Back in Dvaraka, following the disappearance of Prasena, it was rumoured that Krishna, who had an eye on the Syamantaka jewel, had Prasena murdered and stolen the jewel. Krishna, who was accused of this false allegation, went out with other Yadavas in search of Prasena to establish his innocence by finding the jewel. He followed the trail that Prasena had taken and discovered the corpses of Prasena. He then followed the trail of the lion and reached the cave, where the dead lion was lying. Krishna told his fellow Yadavas to wait outside, while he entered the cave alone. Inside he saw a little child playing with the priceless jewel. As Krishna approached Jambavan's son, the child's nanny cried aloud, alerting Jambavan. The two then engaged in furious combat for 27–28 days (as per Bhagavata Purana) or 21 days (as per Vishnu Purana). As Jambavan gradually grew tired, he realized that Krishna was none other than his benefactor Rama from the Treta Yuga.
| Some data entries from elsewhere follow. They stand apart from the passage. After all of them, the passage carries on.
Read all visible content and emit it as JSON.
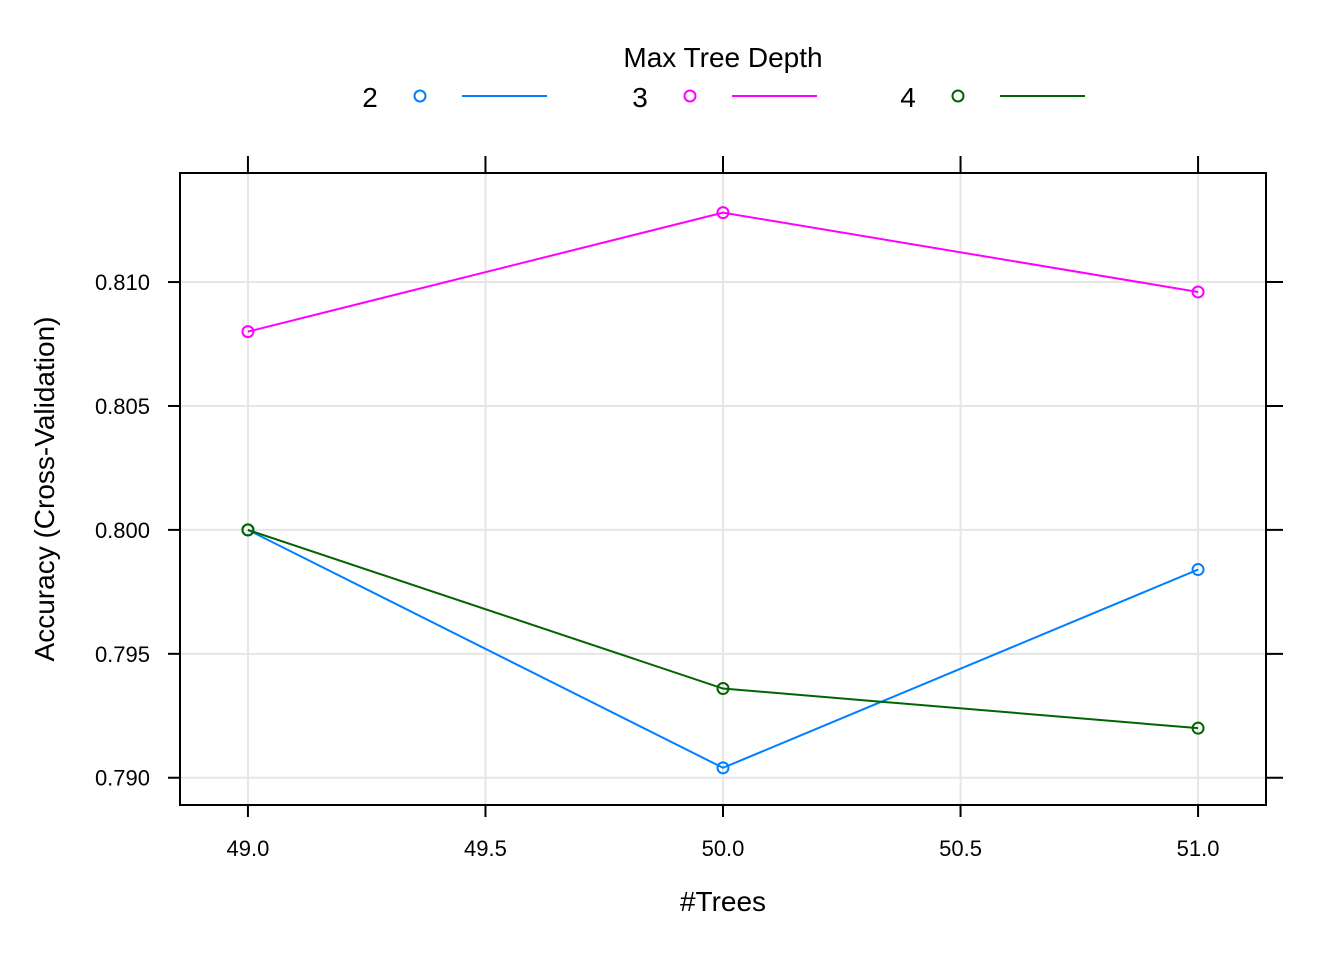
{
  "chart_data": {
    "type": "line",
    "legend": {
      "title": "Max Tree Depth",
      "placement": "top"
    },
    "xlabel": "#Trees",
    "ylabel": "Accuracy (Cross-Validation)",
    "x": [
      49,
      50,
      51
    ],
    "x_ticks": [
      "49.0",
      "49.5",
      "50.0",
      "50.5",
      "51.0"
    ],
    "x_tick_values": [
      49.0,
      49.5,
      50.0,
      50.5,
      51.0
    ],
    "y_ticks": [
      "0.790",
      "0.795",
      "0.800",
      "0.805",
      "0.810"
    ],
    "y_tick_values": [
      0.79,
      0.795,
      0.8,
      0.805,
      0.81
    ],
    "xlim": [
      48.857,
      51.143
    ],
    "ylim": [
      0.7889,
      0.8144
    ],
    "grid": true,
    "series": [
      {
        "name": "2",
        "color": "#0080ff",
        "values": [
          0.8,
          0.7904,
          0.7984
        ]
      },
      {
        "name": "3",
        "color": "#ff00ff",
        "values": [
          0.808,
          0.8128,
          0.8096
        ]
      },
      {
        "name": "4",
        "color": "#006400",
        "values": [
          0.8,
          0.7936,
          0.792
        ]
      }
    ]
  }
}
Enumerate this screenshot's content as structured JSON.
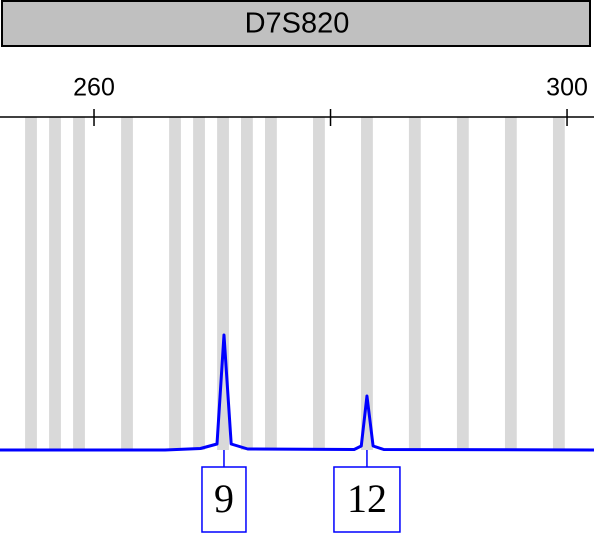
{
  "chart_data": {
    "type": "electropherogram",
    "title": "D7S820",
    "xlim": [
      252.05,
      302.28
    ],
    "xticks": [
      260,
      {
        "value": 280,
        "label": null
      },
      300
    ],
    "ylim": [
      0,
      3300
    ],
    "bin_width": 1,
    "bin_color": "#d9d9d9",
    "bins": [
      254.67,
      256.7,
      258.73,
      262.79,
      266.85,
      268.88,
      270.91,
      272.93,
      274.96,
      279.02,
      283.08,
      287.13,
      291.19,
      295.25,
      299.31
    ],
    "trace": {
      "color": "#0000ff",
      "x": [
        252.05,
        266,
        269,
        270.4,
        270.99,
        271.6,
        273,
        282,
        282.6,
        283.08,
        283.6,
        284.5,
        302.28
      ],
      "values": [
        0,
        0,
        15,
        60,
        1150,
        60,
        10,
        5,
        40,
        540,
        40,
        5,
        0
      ]
    },
    "allele_calls": [
      {
        "label": "9",
        "x": 270.99
      },
      {
        "label": "12",
        "x": 283.08
      }
    ]
  }
}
In gratitude and devotion to Krishna who spared his life, Jambavan gave up his fight and returned the jewel to Krishna. Jambavan offered his maiden daughter Jambavati in marriage to Krishna, along with the Syamantaka jewel. Krishna accepted the proposal and married Jambavati. They then moved to Dvaraka.
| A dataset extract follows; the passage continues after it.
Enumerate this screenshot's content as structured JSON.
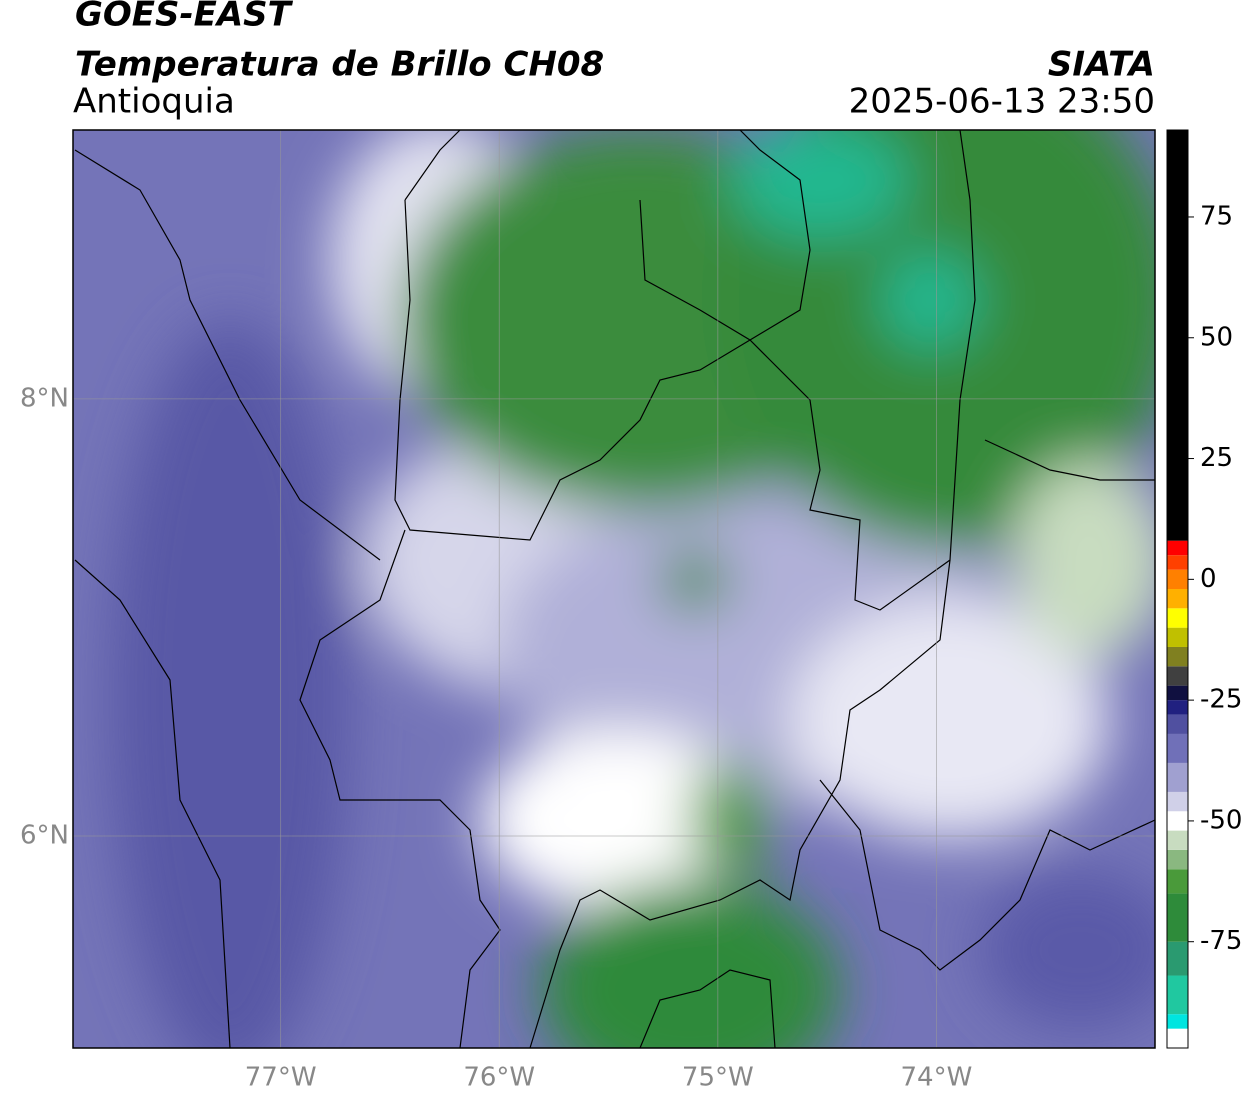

Meanwhile, Yadavas who accompanied Krishna to the cave had returned to the kingdom presuming Krishna as dead. Every member of the royal family had assembled to mourn his death. After returning to Dvaraka, Krishna narrated the story of the recovery of the jewel and his marriage to Jambavati. He then returned the jewel to Satrajit in the presence of Ugrasena. Satrajit felt shy and ashamed to receive it, as he had realized his error of judgment and his greediness. He then offered his daughter Satyabhama in marriage to Krishna, along with the precious jewel. Krishna married Satyabhama, but refused the gem.

=== Birth of Samba ===
The Mahabharata and the Devi Bhagavata Purana narrate a story of the birth of Samba, Jambavati's chief son. Jambavati was unhappy when she realized that only she had not borne any children to Krishna while all the other wives had many children. She approached Krishna to find a solution and to be blessed with a son like the handsome Pradyumna, Krishna's first-born son from his chief wife Rukmini. Then Krishna went to the hermitage of the sage Upamanyu in the Himalayas and as advised by the sage, he started to pray to the god Shiva. He did penance for six months in various postures; once holding a skull and a rod, then standing on one leg only in the next month and surviving on water only, during the third month he did penance standing on his toes and living on air only. Pleased with the austerities, Shiva finally appeared before Krishna as Ardhanarishvara, the half-female-half-male form of the god, asked him to ask a boon. Krishna then sought a son from Jambavati, which was granted. A son was born soon thereafter who was named Samba, after the form Shiva had appeared before Krishna.

=== Children ===
According to the Bhagavata Purana, Jambavati was the mother of Samba, Sumitra, Purujit, Shatajit, Sahasrajit, Vijaya, Chitraketu, Vasuman, Dravida, and Kratu. The Vishnu Purana says that she has many sons headed by Samba.

Samba grew up to be a nuisance to the Yadavas, Krishna's clan. His marriage to Lakshmana, the daughter of Duryodhana (the head of the Kauravas) ended up in his capture by Duryodhana. He was finally rescued by Krishna and his brother Balarama. Samba once pretended to be a pregnant woman and his friends asked some sages who would raise the child. Offended by the mischief, the sages cursed that an iron pestle will be born to Samba, and would destroy the Yadavas. The curse came true, leading to the death of Krishna's clan in the Mausala Parva.

=== Death ===
After the disappearance of Krishna, Jambavati along with Rukmini and other ladies ascended the funeral pyre.

==In popular culture==
In Puranic literature, Jambavati has been an epic character in Bhagavata Purana, Mahabharata, Harivamsa, and Vishnu Purana. The legend of the fight between Jambavan and Krishna over the Syamantaka jewel has been prominently featured. The Vijayanagara emperor, Krishnadevaraya, composed a drama called the Jambava Kalyanam. Ekaramantha wrote a poem with the theme Jambavati Parinayam (meaning: Jambavati's marriage).